А отец?.. Разве думал когда-нибудь Алексей Иванович Гагарин, что придет тот день, когда сын его, формовщик литейного цеха, мальчишка из Гжатска, через годы сойдет по трапу с самолета и под ногами его до самой правительственной трибуны будет расстелена ковровая дорожка? И он, его сын Юрий, четко печатая шаг под ритмы сводного оркестра, отдавая честь, уверенно пройдет к трибуне, отрапортует Центральному Комитету партии и правительству о выполнении задания, а потом его будут обнимать руководители партии и правительства…
Трудно сдержать старому солдату слезы торжества и радости… Откуда ему знать в эти счастливые минуты, что там, за океаном, скрупулезные седые историки уже роются в анналах геральдических гербов дворянских и княжеских родов России и фамилию князей Гагариных поднимают из праха забвения, чтобы пришпилить ее к парню из Гжатска, предки которого в десятом колене, согнувшись над сохой, пахали суглинистую смоленскую землю, сеяли на ней рожь и лен, а осенью с серпом и цепами обрабатывали ответный дар небогатой, пропитанной кровью почти всех минувших войн смоленской пашни…
«Плачь!.. Плачь, отец!.. С тобой вместе плачу и я, плачет жена моя… В этот благословенный миг плачет счастливая Россия!.. Ведь плачут не только от горя, но и от счастья…» — захлебываясь подступившими к горлу слезами, мысленно твердил Кораблинов, и слезы застилали перед ним на телеэкране правительственную трибуну, ясноликую улыбку Гагарина, лица отца, матери, видных людей партии и государства.
После этой телепередачи Кораблинов долго ходил как во сне. Это, пожалуй, была кульминация состояния, когда в душу одного человека перелилось (по закону сообщающихся сосудов) счастье из души целого народа и затопило эту душу. Больше таких передач Кораблинов не помнил.

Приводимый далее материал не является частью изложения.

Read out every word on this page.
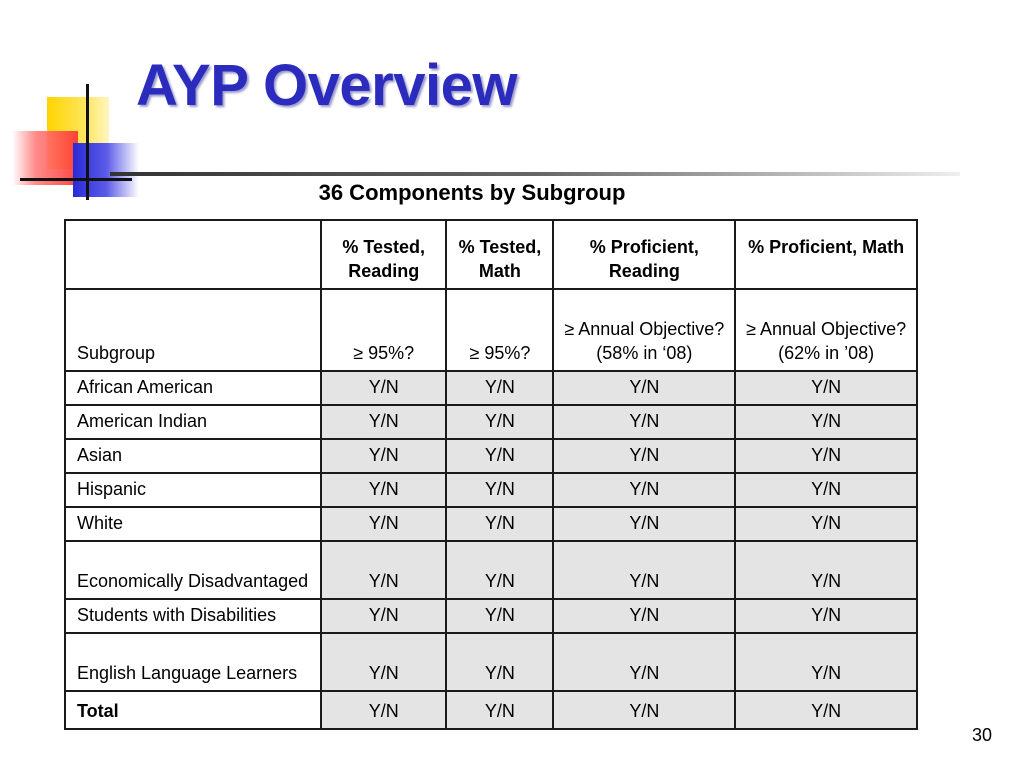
AYP Overview
36 Components by Subgroup
	% Tested, Reading	% Tested, Math	% Proficient, Reading	% Proficient, Math
Subgroup	≥ 95%?	≥ 95%?	≥ Annual Objective? (58% in ‘08)	≥ Annual Objective? (62% in ’08)
African American	Y/N	Y/N	Y/N	Y/N
American Indian	Y/N	Y/N	Y/N	Y/N
Asian	Y/N	Y/N	Y/N	Y/N
Hispanic	Y/N	Y/N	Y/N	Y/N
White	Y/N	Y/N	Y/N	Y/N
Economically Disadvantaged	Y/N	Y/N	Y/N	Y/N
Students with Disabilities	Y/N	Y/N	Y/N	Y/N
English Language Learners	Y/N	Y/N	Y/N	Y/N
Total	Y/N	Y/N	Y/N	Y/N
30
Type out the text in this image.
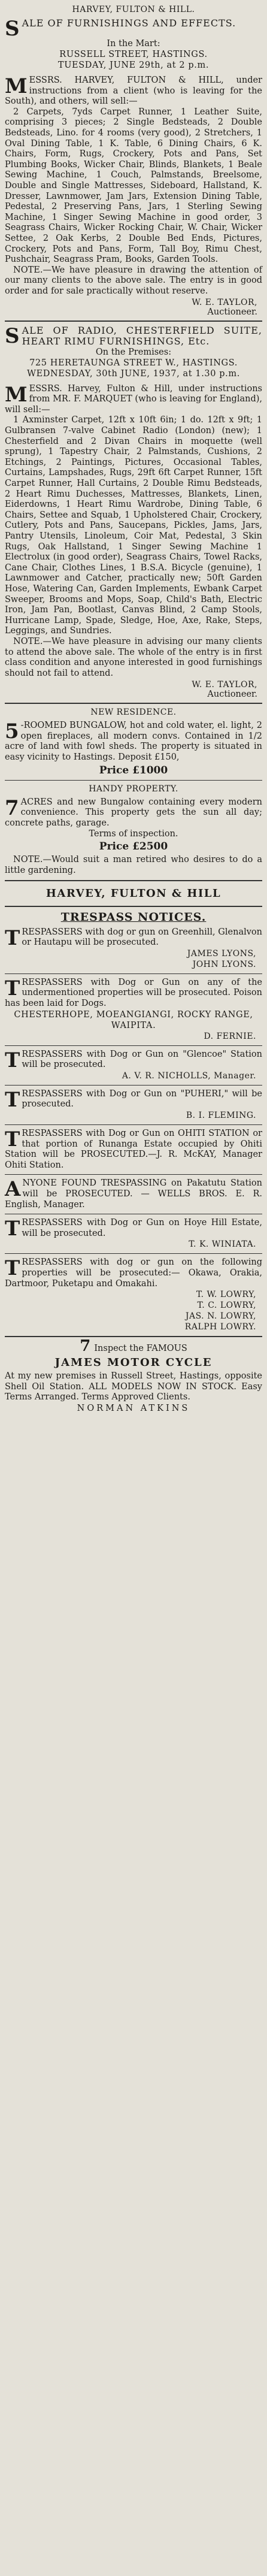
HARVEY, FULTON & HILL.

S ALE OF FURNISHINGS AND EFFECTS.

In the Mart:

RUSSELL STREET, HASTINGS.

TUESDAY, JUNE 29th, at 2 p.m.

M ESSRS. HARVEY, FULTON & HILL, under instructions from a client (who is leaving for the South), and others, will sell:—

2 Carpets, 7yds Carpet Runner, 1 Leather Suite, comprising 3 pieces; 2 Single Bedsteads, 2 Double Bedsteads, Lino. for 4 rooms (very good), 2 Stretchers, 1 Oval Dining Table, 1 K. Table, 6 Dining Chairs, 6 K. Chairs, Form, Rugs, Crockery, Pots and Pans, Set Plumbing Books, Wicker Chair, Blinds, Blankets, 1 Beale Sewing Machine, 1 Couch, Palmstands, Breelsome, Double and Single Mattresses, Sideboard, Hallstand, K. Dresser, Lawnmower, Jam Jars, Extension Dining Table, Pedestal, 2 Preserving Pans, Jars, 1 Sterling Sewing Machine, 1 Singer Sewing Machine in good order, 3 Seagrass Chairs, Wicker Rocking Chair, W. Chair, Wicker Settee, 2 Oak Kerbs, 2 Double Bed Ends, Pictures, Crockery, Pots and Pans, Form, Tall Boy, Rimu Chest, Pushchair, Seagrass Pram, Books, Garden Tools.

NOTE.—We have pleasure in drawing the attention of our many clients to the above sale. The entry is in good order and for sale practically without reserve.

W. E. TAYLOR,

Auctioneer.

S ALE OF RADIO, CHESTERFIELD SUITE, HEART RIMU FURNISHINGS, Etc.

On the Premises:

725 HERETAUNGA STREET W., HASTINGS.

WEDNESDAY, 30th JUNE, 1937, at 1.30 p.m.

M ESSRS. Harvey, Fulton & Hill, under instructions from MR. F. MARQUET (who is leaving for England), will sell:—

1 Axminster Carpet, 12ft x 10ft 6in; 1 do. 12ft x 9ft; 1 Gulbransen 7-valve Cabinet Radio (London) (new); 1 Chesterfield and 2 Divan Chairs in moquette (well sprung), 1 Tapestry Chair, 2 Palmstands, Cushions, 2 Etchings, 2 Paintings, Pictures, Occasional Tables, Curtains, Lampshades, Rugs, 29ft 6ft Carpet Runner, 15ft Carpet Runner, Hall Curtains, 2 Double Rimu Bedsteads, 2 Heart Rimu Duchesses, Mattresses, Blankets, Linen, Eiderdowns, 1 Heart Rimu Wardrobe, Dining Table, 6 Chairs, Settee and Squab, 1 Upholstered Chair, Crockery, Cutlery, Pots and Pans, Saucepans, Pickles, Jams, Jars, Pantry Utensils, Linoleum, Coir Mat, Pedestal, 3 Skin Rugs, Oak Hallstand, 1 Singer Sewing Machine 1 Electrolux (in good order), Seagrass Chairs, Towel Racks, Cane Chair, Clothes Lines, 1 B.S.A. Bicycle (genuine), 1 Lawnmower and Catcher, practically new; 50ft Garden Hose, Watering Can, Garden Implements, Ewbank Carpet Sweeper, Brooms and Mops, Soap, Child's Bath, Electric Iron, Jam Pan, Bootlast, Canvas Blind, 2 Camp Stools, Hurricane Lamp, Spade, Sledge, Hoe, Axe, Rake, Steps, Leggings, and Sundries.

NOTE.—We have pleasure in advising our many clients to attend the above sale. The whole of the entry is in first class condition and anyone interested in good furnishings should not fail to attend.

W. E. TAYLOR,

Auctioneer.

NEW RESIDENCE.

5 -ROOMED BUNGALOW, hot and cold water, el. light, 2 open fireplaces, all modern convs. Contained in 1/2 acre of land with fowl sheds. The property is situated in easy vicinity to Hastings. Deposit £150,

Price £1000

HANDY PROPERTY.

7 ACRES and new Bungalow containing every modern convenience. This property gets the sun all day; concrete paths, garage.

Terms of inspection.

Price £2500

NOTE.—Would suit a man retired who desires to do a little gardening.

HARVEY, FULTON & HILL

TRESPASS NOTICES.

TRESPASSERS with dog or gun on Greenhill, Glenalvon or Hautapu will be prosecuted.

JAMES LYONS,

JOHN LYONS.

TRESPASSERS with Dog or Gun on any of the undermentioned properties will be prosecuted. Poison has been laid for Dogs.

CHESTERHOPE, MOEANGIANGI, ROCKY RANGE, WAIPITA.

D. FERNIE.

TRESPASSERS with Dog or Gun on "Glencoe" Station will be prosecuted.

A. V. R. NICHOLLS, Manager.

TRESPASSERS with Dog or Gun on "PUHERI," will be prosecuted.

B. I. FLEMING.

TRESPASSERS with Dog or Gun on OHITI STATION or that portion of Runanga Estate occupied by Ohiti Station will be PROSECUTED.—J. R. McKAY, Manager Ohiti Station.

ANYONE FOUND TRESPASSING on Pakatutu Station will be PROSECUTED. — WELLS BROS. E. R. English, Manager.

TRESPASSERS with Dog or Gun on Hoye Hill Estate, will be prosecuted.

T. K. WINIATA.

TRESPASSERS with dog or gun on the following properties will be prosecuted:— Okawa, Orakia, Dartmoor, Puketapu and Omakahi.

T. W. LOWRY,

T. C. LOWRY,

JAS. N. LOWRY,

RALPH LOWRY.

7 Inspect the FAMOUS

JAMES MOTOR CYCLE

At my new premises in Russell Street, Hastings, opposite Shell Oil Station. ALL MODELS NOW IN STOCK. Easy Terms Arranged. Terms Approved Clients.

NORMAN ATKINS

И вот сегодня… Если б не звонок из ВЦСПС и не его обещание поделиться после телепередачи впечатлениями, он ни за что не стал бы утруждать себя в этот жаркий и душный вечер беседой о том, что самодеятельное творчество в нашей стране растет год от года.
А потом этот визит Волчанского, который, как всегда, на своем коне и до зубов вооруженный новыми фактами и цифрами. Снять полнометражный художественный фильм на центральной студии страны силами артистов народных театров — это что-то выше воображения Кораблинова. «Даже художники-оформители и те, по планам Волчанского, будут не профессионалы, а любители… Истратить на производство фильма около миллиона рублей, а потом преподнести публике лубок с изображением крутошеих белых лебедей, плавающих рядам с лодкой, на которой целуется парочка?.. Нет, вряд ли на это пойдет плановый отдел студии и дирекция. Да и стоит ли мне врезаться в эту негарантийную и рискованную игру? Даже в парижской рулетке и то больше шансов на выигрыш…»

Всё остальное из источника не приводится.